I watched some of the hearings, but couldn’t bring myself to be held rapt by them. It’s not that I didn’t think the information was important, but I kept asking myself one question: what’s the point of all of this? Not only does it appear that Trump won’t be charged with a federal crime, but there’s apparently not even a way to prevent a man who incited an insurrection from attempting again to lead the very government he tried to overthrow.

The absurdity of the President, the person who is supposed to execute the laws, being above the law would be too much to bear if we hadn’t already been conditioned to it. We’ve been in this place before. Many people hoped, myself included, that the Robert Mueller investigation would bring some form of justice and accountability to the presidency.

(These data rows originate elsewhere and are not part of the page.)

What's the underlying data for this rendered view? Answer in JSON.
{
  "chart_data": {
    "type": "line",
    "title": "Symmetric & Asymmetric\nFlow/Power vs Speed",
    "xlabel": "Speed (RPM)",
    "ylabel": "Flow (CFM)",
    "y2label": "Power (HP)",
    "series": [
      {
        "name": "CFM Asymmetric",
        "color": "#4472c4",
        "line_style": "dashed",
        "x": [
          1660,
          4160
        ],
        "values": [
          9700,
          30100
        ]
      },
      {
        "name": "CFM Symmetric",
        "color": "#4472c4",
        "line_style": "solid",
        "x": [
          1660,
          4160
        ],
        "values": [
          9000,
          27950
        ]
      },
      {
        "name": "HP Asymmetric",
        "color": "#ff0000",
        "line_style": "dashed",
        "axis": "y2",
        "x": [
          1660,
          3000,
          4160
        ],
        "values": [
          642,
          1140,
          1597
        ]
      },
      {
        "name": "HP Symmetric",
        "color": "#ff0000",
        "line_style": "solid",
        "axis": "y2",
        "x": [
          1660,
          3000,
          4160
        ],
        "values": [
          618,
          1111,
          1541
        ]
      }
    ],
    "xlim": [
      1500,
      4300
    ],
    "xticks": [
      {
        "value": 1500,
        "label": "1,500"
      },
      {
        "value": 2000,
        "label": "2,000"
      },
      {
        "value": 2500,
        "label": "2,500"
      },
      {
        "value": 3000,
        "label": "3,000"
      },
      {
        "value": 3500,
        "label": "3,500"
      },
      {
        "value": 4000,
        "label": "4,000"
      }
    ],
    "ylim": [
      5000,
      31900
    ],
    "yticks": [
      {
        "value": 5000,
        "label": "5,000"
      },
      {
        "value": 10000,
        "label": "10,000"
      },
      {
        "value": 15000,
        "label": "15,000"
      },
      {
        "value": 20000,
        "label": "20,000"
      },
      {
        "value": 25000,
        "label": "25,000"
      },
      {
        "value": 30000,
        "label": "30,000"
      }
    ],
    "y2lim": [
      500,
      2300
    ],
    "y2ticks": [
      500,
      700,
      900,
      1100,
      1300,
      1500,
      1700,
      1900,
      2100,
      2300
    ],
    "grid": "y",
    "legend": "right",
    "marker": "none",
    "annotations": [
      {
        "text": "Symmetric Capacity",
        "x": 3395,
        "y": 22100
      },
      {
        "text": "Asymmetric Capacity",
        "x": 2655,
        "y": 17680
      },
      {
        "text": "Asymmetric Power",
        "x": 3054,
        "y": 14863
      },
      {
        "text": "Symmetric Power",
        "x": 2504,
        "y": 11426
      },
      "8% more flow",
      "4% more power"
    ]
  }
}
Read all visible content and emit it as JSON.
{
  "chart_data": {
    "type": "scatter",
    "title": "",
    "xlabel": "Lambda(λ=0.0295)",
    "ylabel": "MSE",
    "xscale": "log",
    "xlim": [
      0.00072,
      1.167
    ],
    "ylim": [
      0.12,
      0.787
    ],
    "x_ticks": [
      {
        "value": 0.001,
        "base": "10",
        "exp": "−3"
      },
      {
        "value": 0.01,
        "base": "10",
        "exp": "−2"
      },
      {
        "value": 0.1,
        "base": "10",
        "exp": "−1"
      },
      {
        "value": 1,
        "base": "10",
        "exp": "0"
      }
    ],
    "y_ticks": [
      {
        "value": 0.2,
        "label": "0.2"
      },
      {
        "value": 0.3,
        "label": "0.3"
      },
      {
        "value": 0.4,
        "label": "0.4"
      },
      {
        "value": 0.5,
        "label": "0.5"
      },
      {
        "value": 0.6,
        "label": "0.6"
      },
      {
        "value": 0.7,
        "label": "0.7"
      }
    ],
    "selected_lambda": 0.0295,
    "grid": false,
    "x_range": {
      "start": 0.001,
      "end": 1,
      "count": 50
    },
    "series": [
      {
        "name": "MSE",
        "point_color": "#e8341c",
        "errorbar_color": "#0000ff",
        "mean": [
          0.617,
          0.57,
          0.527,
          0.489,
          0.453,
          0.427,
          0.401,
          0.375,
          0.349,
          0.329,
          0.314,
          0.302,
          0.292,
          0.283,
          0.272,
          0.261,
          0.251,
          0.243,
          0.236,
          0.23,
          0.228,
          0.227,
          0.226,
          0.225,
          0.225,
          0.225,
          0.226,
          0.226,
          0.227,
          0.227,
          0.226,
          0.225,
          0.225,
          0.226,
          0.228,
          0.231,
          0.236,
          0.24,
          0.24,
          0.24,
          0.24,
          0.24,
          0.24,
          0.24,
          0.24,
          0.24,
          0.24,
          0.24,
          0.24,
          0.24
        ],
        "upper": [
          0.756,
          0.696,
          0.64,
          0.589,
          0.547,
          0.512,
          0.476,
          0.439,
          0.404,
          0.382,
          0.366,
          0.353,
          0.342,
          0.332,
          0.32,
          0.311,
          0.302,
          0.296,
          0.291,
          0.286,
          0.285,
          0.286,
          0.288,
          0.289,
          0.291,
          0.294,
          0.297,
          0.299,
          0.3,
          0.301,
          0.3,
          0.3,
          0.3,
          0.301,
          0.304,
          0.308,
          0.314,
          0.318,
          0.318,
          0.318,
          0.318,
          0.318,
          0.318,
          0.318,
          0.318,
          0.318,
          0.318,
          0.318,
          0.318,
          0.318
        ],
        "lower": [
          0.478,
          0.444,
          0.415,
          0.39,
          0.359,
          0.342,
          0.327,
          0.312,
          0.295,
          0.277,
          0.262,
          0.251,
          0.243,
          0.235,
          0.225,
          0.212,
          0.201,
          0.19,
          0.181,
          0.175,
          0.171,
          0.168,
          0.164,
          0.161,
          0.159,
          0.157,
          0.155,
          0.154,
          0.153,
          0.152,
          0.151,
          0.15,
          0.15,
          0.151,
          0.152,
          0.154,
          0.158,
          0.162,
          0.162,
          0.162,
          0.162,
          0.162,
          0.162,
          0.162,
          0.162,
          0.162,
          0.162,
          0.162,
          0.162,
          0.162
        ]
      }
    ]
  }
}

While the investigation found no evidence of collusion between President Trump and Russian actors who tried to influence the election, the report stopped short on the matter of obstruction of justice. Instead of calling for an indictment against Trump, the Mueller report referenced a memo from 1973 by the Office of Legal Counsel for the Attorney General.

The memo states that a sitting president cannot be indicted for a crime. The memo was revisited and reaffirmed in a follow-up memo in 2000. In part, the latter memo states that “the indictment or criminal prosecution of a sitting president would unconstitutionally undermine the capacity of the executive branch to perform its constitutionally assigned functions.”

President Trump may be the latest (and perhaps most egregious) example of executive malfeasance, but he is hardly the only president to behave unethically, if not outright break the law. In the infamous Starr Report, special counsel Kenneth Starr concluded that President Clinton had lied under oath about his affair with Monica Lewinsky. Clinton admitted as much when he surrendered his Arkansas law license in 2001. President Richard Nixon also broke laws during the Watergate scandal, but President Gerald Ford’s pardon of him prevented prosecution.

While no explicit laws may have been broken, President Bush and several members of his administration misled the country into the disastrous Operation Iraqi Freedom in 2003. At best, he and his subordinates displayed gross incompetence when relying on incorrect intelligence (and in some cases, fabrications) to make the case for war. At worst, the Bush administration actively deceived the American people.

So how is it that presidents continue to avoid legal consequences for their actions? If I lie under oath, or incite violence, I will be held criminally and civilly liable. Yet it is a matter of federal policy that a sitting president is basically above the law. Adding insult to injury, this protection seems to extend beyond the end of a president’s term as well — Clinton surrendered his law license to avoid indictment for perjury. Otherwise, there have been no real consequences for the illegal and unethical actions of American presidents.

It remains to be seen if President Trump will face any legal consequences for his actions as president, but this outcome must not be left to chance. The first step that must be taken is to rescind the 1973 OLC memo which places the president above the law. If a president is indicted and cannot carry out their duties, then treat it like any other incapacitation of the president- their duties fall to the Vice President. Removing the immunization of sitting presidents will discourage them from breaking laws, and hold them accountable when they do.

Rescinding the 1973 memo will also make it more likely that former presidents may be investigated and charged if they commit crimes. There’s an argument that allowing for the investigation of former administrations will send the United States into a politically motivated spiral of investigations against political rivals. That may happen but it can’t be worse than the reality we are dealing with — a group of current and former presidents who can do essentially anything without fear of repercussions.